Were his wonders solely within? He was also inclined to pack up his picnic, catch the next train, map out the route to the next destination, hail the next boat-taxi. He sat in the prow of the boats we took on Lake Atitlan in Guatemala like a happy dog with his ears flapping back in the wind, scenting and anticipating what was to come in the next port.

Was this impossibly contradictory soul happiest when he was on his way to the next possibility? A nomad, a gypsy? The one who takes to the road to find himself and his solace. Is it an absolute that salvation lies only in a turning within? Or are some of us destined to traverse a more roving, a more transient path on our way to that inner home?
Perhaps, we should have invested in a gypsy caravan (a small RV? A houseboat?) and spent our years wandering. Maybe it would have been a life of staying only long enough to imbibe the beauty and awe of a place, traveling with John Ruskin’s two aims for art: to find beauty in the particularity of each locale and/or to make sense of pain. Our vagabond life—a work of art.
In our simple rolling or floating home, we might, ironically, have found our ground in movement, in flow. Rather than seeking the one place to settle, perhaps, we were more akin to the traveler, Levison Wood, who feared that “getting stuck in one place meant a loss of momentum and with that the prospect of getting stuck in one narrative…” (An Arabian Journey, 2018). Possibly, had we shifted our narrative, no longer seeking a singular home, we might have found more satisfaction in the unsettled, more fluid way of life we’d unwittingly adopted. Perhaps, a narrative embracing a life on the road or the water would have allowed us to build our inward home, one we would furnish with all the splendors and sorrows of the wide world.
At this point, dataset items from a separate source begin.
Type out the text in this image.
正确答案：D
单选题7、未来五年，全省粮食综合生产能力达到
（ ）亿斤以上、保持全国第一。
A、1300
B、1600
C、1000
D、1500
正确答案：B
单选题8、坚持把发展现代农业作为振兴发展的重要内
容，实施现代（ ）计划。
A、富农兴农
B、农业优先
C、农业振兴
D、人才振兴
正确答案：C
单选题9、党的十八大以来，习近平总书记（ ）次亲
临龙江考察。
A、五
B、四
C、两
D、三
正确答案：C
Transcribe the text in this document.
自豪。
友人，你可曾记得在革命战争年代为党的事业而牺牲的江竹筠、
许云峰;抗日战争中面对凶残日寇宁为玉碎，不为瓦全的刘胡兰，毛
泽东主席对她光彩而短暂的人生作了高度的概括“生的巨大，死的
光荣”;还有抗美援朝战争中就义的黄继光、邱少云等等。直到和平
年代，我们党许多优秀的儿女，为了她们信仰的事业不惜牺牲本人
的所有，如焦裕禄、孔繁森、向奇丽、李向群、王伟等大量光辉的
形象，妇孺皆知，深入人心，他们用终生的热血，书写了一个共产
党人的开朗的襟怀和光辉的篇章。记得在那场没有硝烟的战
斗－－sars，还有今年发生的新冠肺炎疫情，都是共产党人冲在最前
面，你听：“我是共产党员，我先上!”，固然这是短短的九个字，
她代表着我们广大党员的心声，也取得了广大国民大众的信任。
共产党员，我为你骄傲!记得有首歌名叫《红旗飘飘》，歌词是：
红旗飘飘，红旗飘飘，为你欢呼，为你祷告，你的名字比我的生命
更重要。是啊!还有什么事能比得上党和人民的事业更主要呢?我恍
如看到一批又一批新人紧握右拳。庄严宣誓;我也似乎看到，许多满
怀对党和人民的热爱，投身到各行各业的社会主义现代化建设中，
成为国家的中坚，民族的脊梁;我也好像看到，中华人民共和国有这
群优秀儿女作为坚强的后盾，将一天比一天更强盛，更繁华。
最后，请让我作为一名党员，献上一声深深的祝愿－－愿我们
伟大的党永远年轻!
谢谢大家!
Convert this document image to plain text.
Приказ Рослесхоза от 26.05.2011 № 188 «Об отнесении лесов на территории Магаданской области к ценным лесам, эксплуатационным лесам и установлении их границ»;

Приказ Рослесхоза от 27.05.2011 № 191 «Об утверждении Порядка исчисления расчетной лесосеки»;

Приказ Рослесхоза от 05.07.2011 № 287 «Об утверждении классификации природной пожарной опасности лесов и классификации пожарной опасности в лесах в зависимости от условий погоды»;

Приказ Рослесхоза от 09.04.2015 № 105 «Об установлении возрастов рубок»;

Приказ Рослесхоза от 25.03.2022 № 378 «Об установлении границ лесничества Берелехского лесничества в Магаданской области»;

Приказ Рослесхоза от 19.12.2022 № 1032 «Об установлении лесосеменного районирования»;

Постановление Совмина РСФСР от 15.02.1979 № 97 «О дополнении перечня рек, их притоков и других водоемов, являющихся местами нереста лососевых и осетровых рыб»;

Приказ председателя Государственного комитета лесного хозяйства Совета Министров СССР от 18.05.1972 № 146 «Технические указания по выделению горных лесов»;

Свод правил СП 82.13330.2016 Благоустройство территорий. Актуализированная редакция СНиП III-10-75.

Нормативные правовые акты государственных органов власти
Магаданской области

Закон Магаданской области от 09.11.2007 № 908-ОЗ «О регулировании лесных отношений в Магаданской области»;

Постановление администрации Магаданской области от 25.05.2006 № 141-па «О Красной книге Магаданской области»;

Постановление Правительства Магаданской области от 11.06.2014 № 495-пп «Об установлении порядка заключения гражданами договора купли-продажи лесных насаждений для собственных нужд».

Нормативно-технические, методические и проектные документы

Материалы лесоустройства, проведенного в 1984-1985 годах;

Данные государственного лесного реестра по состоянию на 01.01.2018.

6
In many ways, we’d already done this. Yet, the story of finding our place on the planet may have blinded us to an alternative way to see it. How powerful–these stories we tell ourselves. These tales we live by.

Mark Nepo says, “Seeking in the world has always been a way to mirror … where we need to work inwardly.” Perhaps, our way home would have been worked in flux, in search. Possibly, it was a multifaceted narrative, one of external change and diversity—mirroring back an interior journey rather than a settled existence.
Nepo quotes Saint Francis as saying, “You are that which you are seeking.” Maybe Philip was a seeker mistakenly looking for a place to settle. What he was seeking was the beauty that would ease his pain. Perhaps, a beauty that could not be held still or planted in one spot.

So, my wanderer, my gypsy soulmate, on your Birthday, wherever you roam and wherever you rest, I wish you love. I send you all the love I have found to furnish my inmost home in this time when I’m still here … and you have gone on.